I wherein, the span of j is 1≤i≤N-1,1≤j≤N; The suffix array of structure SE, the longest common prefix of more adjacent substring in twos then, all length of these two adjacent substrings is more than or equal to 1 the longest common prefix, and the public substring of two character strings being asked exactly can obtain S by that analogy ₁, S ₂... S _NWhole public substring.

3. a kind of Chinese Web document online clustering method according to claim 1 based on public substring, it is characterized in that: the file characteristics vector model of the foundation in the described step (2) is: at first suppose text to be clustered for D1, D2 ..., DN}; Public substring sequence through filtration treatment is S ₁, S ₂... S _N-1, S _nThe length of function len (Sk) expression character string Sk, k=1 wherein, 2 ..., n; (Sk Dj) represents the frequency that public substring Sk occurs to function tf in text Dj; The contrary document frequency of the public substring Sk of function idf (Sk) expression; Constant N represents the number as a result that search engine returns, and just wants the text number of cluster; Function d f (Sk) expression comprises the text number of public substring Sk;

Set up document D _jThe proper vector model: D _j={ w (S ₁, D _j), w (S ₂, D _j) ..., w (S _n, D _j), (j=1,2 ... N), the proper vector that promptly public substring and respective weights thereof are formed;

Wherein, w (S _k, D _j) for going here and there S _kWith respect to text D _jWeight, k=1 wherein, 2 ..., n;

W (S _k, D _j)=log (1+tf (S _k, D _j)) * idf (S _k) * (len (S _k)) ^αWherein,

idf (S_{k}) = \log (1 + \frac{N}{df (S_{k})});

It is 1.3 that the value of α is determined by experiment.

4. the described a kind of Chinese Web document online clustering method of claim 1 based on public substring, it is characterized in that: the improved hierarchical clustering algorithm process in the described step (3) is, suppose that wanting the total number of documents of cluster is N, N＞0 wherein, Ni represents i+1 not classified number of files of step, i is integer and i 〉=0, set T _iRepresent i cluster, T _iIn element be classified document code of i+1 step, i is integer and i 〉=0; Clustering method is as follows:

First step cluster comprised for four steps:

I. this moment, unclassified original document was counted N ₀=N gets initial threshold and is half of maximum similarity in the similarity matrix, promptly

θ_{0} = \frac{1}{2} \max_{i, j = 1,2 \cdot \cdot \cdot N, i &NotEqual; j} (Sim (D_{i}, D_{j}));

Ii. to any two document D _i, D _j, if Sim (D _i, D _j)＞θ ₀, then with D _i, D _jPut into set T ₀, i.e.

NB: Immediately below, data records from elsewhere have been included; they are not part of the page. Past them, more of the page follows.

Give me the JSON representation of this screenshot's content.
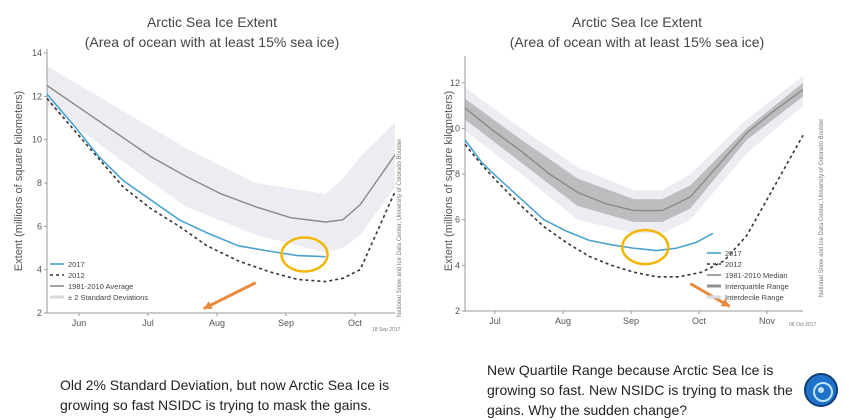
{
  "colors": {
    "obs2017": "#4aa3cf",
    "year2012": "#333333",
    "average": "#8a8a8a",
    "band_outer": "#ececf2",
    "band_inner": "#c7c7ca",
    "circle": "#f2b705",
    "arrow": "#e98a3e"
  },
  "chart_data": [
    {
      "type": "line",
      "title": "Arctic Sea Ice Extent",
      "subtitle": "(Area of ocean with at least 15% sea ice)",
      "ylabel": "Extent (millions of square kilometers)",
      "ylim": [
        2,
        14
      ],
      "yticks": [
        2,
        4,
        6,
        8,
        10,
        12,
        14
      ],
      "xlabels": [
        "Jun",
        "Jul",
        "Aug",
        "Sep",
        "Oct"
      ],
      "credit": "National Snow and Ice Data Center, University of Colorado Boulder",
      "date_stamp": "18 Sep 2017",
      "legend_position": "bottom-left",
      "series": [
        {
          "name": "2017",
          "style": "solid",
          "x": [
            0,
            8,
            15,
            22,
            30,
            38,
            46,
            55,
            64,
            72,
            80
          ],
          "y": [
            12.1,
            10.6,
            9.2,
            8.1,
            7.2,
            6.3,
            5.7,
            5.1,
            4.85,
            4.65,
            4.6
          ]
        },
        {
          "name": "2012",
          "style": "dashed",
          "x": [
            0,
            8,
            15,
            22,
            30,
            38,
            46,
            55,
            64,
            72,
            80,
            85,
            90,
            100
          ],
          "y": [
            11.9,
            10.4,
            9.1,
            7.8,
            6.8,
            6.0,
            5.1,
            4.4,
            3.9,
            3.55,
            3.45,
            3.6,
            4.0,
            7.6
          ]
        },
        {
          "name": "1981-2010 Average",
          "style": "solid",
          "x": [
            0,
            10,
            20,
            30,
            40,
            50,
            60,
            70,
            80,
            85,
            90,
            100
          ],
          "y": [
            12.5,
            11.4,
            10.3,
            9.2,
            8.3,
            7.5,
            6.9,
            6.4,
            6.2,
            6.3,
            7.0,
            9.3
          ]
        }
      ],
      "band": {
        "name": "± 2 Standard Deviations",
        "x": [
          0,
          20,
          40,
          60,
          80,
          85,
          90,
          100
        ],
        "upper": [
          13.4,
          11.5,
          9.6,
          8.0,
          7.5,
          8.2,
          9.2,
          10.8
        ],
        "lower": [
          11.6,
          9.2,
          6.9,
          5.6,
          4.8,
          5.0,
          5.6,
          7.8
        ]
      },
      "highlight": {
        "x": 74,
        "y": 4.7
      },
      "arrow": {
        "from": [
          60,
          3.4
        ],
        "to": [
          45,
          2.2
        ]
      }
    },
    {
      "type": "line",
      "title": "Arctic Sea Ice Extent",
      "subtitle": "(Area of ocean with at least 15% sea ice)",
      "ylabel": "Extent (millions of square kilometers)",
      "ylim": [
        2,
        13
      ],
      "yticks": [
        2,
        4,
        6,
        8,
        10,
        12
      ],
      "xlabels": [
        "Jul",
        "Aug",
        "Sep",
        "Oct",
        "Nov"
      ],
      "credit": "National Snow and Ice Data Center, University of Colorado Boulder",
      "date_stamp": "06 Oct 2017",
      "legend_position": "bottom-right",
      "series": [
        {
          "name": "2017",
          "style": "solid",
          "x": [
            0,
            6,
            12,
            20,
            28,
            36,
            44,
            52,
            60,
            68,
            75,
            82,
            88
          ],
          "y": [
            9.5,
            8.5,
            7.8,
            6.9,
            6.0,
            5.5,
            5.1,
            4.9,
            4.75,
            4.65,
            4.75,
            5.0,
            5.4
          ]
        },
        {
          "name": "2012",
          "style": "dashed",
          "x": [
            0,
            6,
            12,
            20,
            28,
            36,
            44,
            52,
            60,
            68,
            76,
            84,
            92,
            100,
            110,
            120
          ],
          "y": [
            9.3,
            8.4,
            7.6,
            6.6,
            5.7,
            5.0,
            4.4,
            4.0,
            3.7,
            3.5,
            3.5,
            3.7,
            4.2,
            5.3,
            7.5,
            9.7
          ]
        },
        {
          "name": "1981-2010 Median",
          "style": "solid",
          "x": [
            0,
            10,
            20,
            30,
            40,
            50,
            60,
            70,
            80,
            90,
            100,
            110,
            120
          ],
          "y": [
            10.9,
            9.9,
            9.0,
            8.0,
            7.2,
            6.7,
            6.4,
            6.4,
            7.0,
            8.4,
            9.8,
            10.8,
            11.7
          ]
        }
      ],
      "band": {
        "name": "Interdecile Range",
        "x": [
          0,
          20,
          40,
          60,
          70,
          80,
          100,
          120
        ],
        "upper": [
          11.8,
          10.0,
          8.3,
          7.3,
          7.3,
          8.0,
          10.4,
          12.3
        ],
        "lower": [
          9.9,
          8.0,
          6.0,
          5.4,
          5.4,
          6.0,
          8.9,
          11.0
        ]
      },
      "band2": {
        "name": "Interquartile Range",
        "x": [
          0,
          20,
          40,
          60,
          70,
          80,
          100,
          120
        ],
        "upper": [
          11.3,
          9.5,
          7.8,
          6.9,
          6.9,
          7.5,
          10.0,
          12.0
        ],
        "lower": [
          10.4,
          8.5,
          6.6,
          5.9,
          5.9,
          6.5,
          9.5,
          11.4
        ]
      },
      "highlight": {
        "x": 64,
        "y": 4.8
      },
      "arrow": {
        "from": [
          80,
          3.2
        ],
        "to": [
          94,
          2.2
        ]
      }
    }
  ],
  "captions": {
    "left": "Old 2% Standard Deviation, but now Arctic Sea Ice is growing so fast NSIDC is trying to mask the gains.",
    "right": "New Quartile Range because Arctic Sea Ice is growing so fast. New NSIDC is trying to mask the gains. Why the sudden change?"
  },
  "play_icon": "circular-logo-icon"
}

T ₀=T0 ∪ { D _i, D _j;

If T iii. ₀In exist each other similarity less than threshold value θ ₀Document, promptly to all D _i, D _j∈ T ₀, i＜j is if exist Sim (D _i, D _j)＜θ ₀, then from T ₀The middle D that takes out _i, D _jMiddle subscript the greater, i.e. T ₀=T ₀-{ D _j, until T ₀In do not have such D _i, D _j

Iv. this moment is with T ₀In all elements be classified as a class, and get the maximum persons of occurrence number in the public substring of these elements, as such label, so far, this step cluster is finished;

Since the second step cluster, be generalized to the n step, can be expressed as follows:

N) in the n step, n is integer and n 〉=2, at this moment unclassified number of files

Wherein | T _i| be T _iThe number of middle element, if

Then get

Wherein, To D arbitrarily _i, D _j∈ T repeats the ii in the first step cluster, and iii in the iv step, can obtain T _N-1, and finish n step cluster, then enter the n+1 cluster in step (with the process of n step cluster); Until

Then not classified as yet document is classified as a class, label is " other ", finishes cluster.

5. the described a kind of Chinese Web document online clustering method based on public substring of claim 1 is characterized in that: browsing for the convenience of the user, the sum of setting the cluster classification in the described step (3) is no more than 20.